The Keims’ second son, Jim, who lives in Norfolk, helped collect and haul the cream cans.
“We made the trip three times a week in the winters and five times a week in the summers,” Jim remembers. “It was a 12-hour round trip.”
After their four kids were in school, Carol joined the work force. She says her first job was helping Juanita McKnight at what she calls “the Refinery Lunch,” also called Sioux Skillet and located on West Highway 20. That launched a long career in the food service business.
She also “ran the soda fountain” at Saults Drug, later Myers Drug, for a while, and worked for George Grosh at the Chuck Wagon Restaurant for a time before managing Helen’s Café on West Highway 20 for 11 years after Grosh purchased it in 1972. She eventually purchased the café previously owned by Jack Elwood on West Second Street where Marie’s is now located and renamed it Carol’s Kitchen. She ran the café for about two and a half years before selling it in 1985 after receiving an offer she couldn’t refuse.
“If you’re going to be in the restaurant business you better be prepared to work a lot of hours,” Carol notes.
Jo Kominek, who had been married to the Keims’ oldest son, LeRoy, worked with Carol at Helen’s and Carol’s Kitchen for more than a decade.
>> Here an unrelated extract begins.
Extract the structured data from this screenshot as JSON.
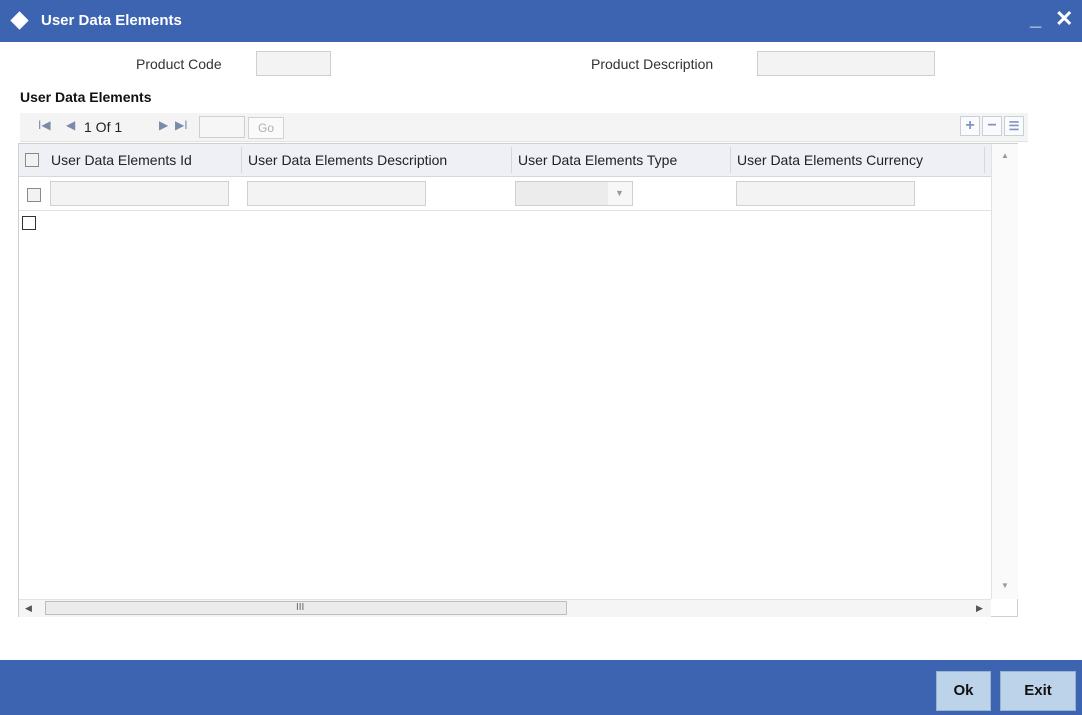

She says Carol was an excellent cook and manager and was good to her employees. Jo, who has been married to Jim Kominek since 1988 and is the office manager for their Circle J Glass business, checks on the Keims at their home on a daily basis.
Besides work, the Keims have had other interests. Erwin claims he can name six different locations where he bowled in Chadron over the years.
“At one time I bowled three or four times a week,” he states. When asked if he was a good bowler, he says, “pretty fair,”
Carol has been in charge of “the fine needle booth” at the Dawes County Fair “for years,” a friend notes. She still helps with the Food Basket distributions on Tuesdays.
Erwin was born Sept. 21, 1919 at Franklin, Neb., and Carol was born Dec. 29, 1921 at Wray, Colo.
The Stallings family moved to Chadron in 1929 so her father could sell Delco light plants to farmers and ranchers. The Keims came about a decade later.
While Erwin’s oldest brother, Alvin, another longtime Chadron resident, and his youngest sister, Kathryn, have passed away, his brothers Frankie of Chadron and David of Bridgeport and sister Anna Lee, who lives in Florida, are still doing well.
Carol is the youngest of four in her family and the only one still living.
The couple’s children are LeRoy, who worked at the power plant near Glenrock, Wyo., before retiring; Jim, who lives in Norfolk after a long career in the dairy products industry; Phyllis Mosely, who lives in Lakewood, Colo.; and Karen Rich of Spearfish.
“It makes you feel kind of old when your youngest child is nearly 70,” Erwin notes.
They have 10 grandchildren, 24 great-grandchildren and 15 great-great grands.
Carol says it seems as if the years have “flown by,” but adds they’ve enjoyed life “most of the time.”
Erwin says, “We’ve never had time to argue about anything. We never had a fight in our life. We were too busy for that.”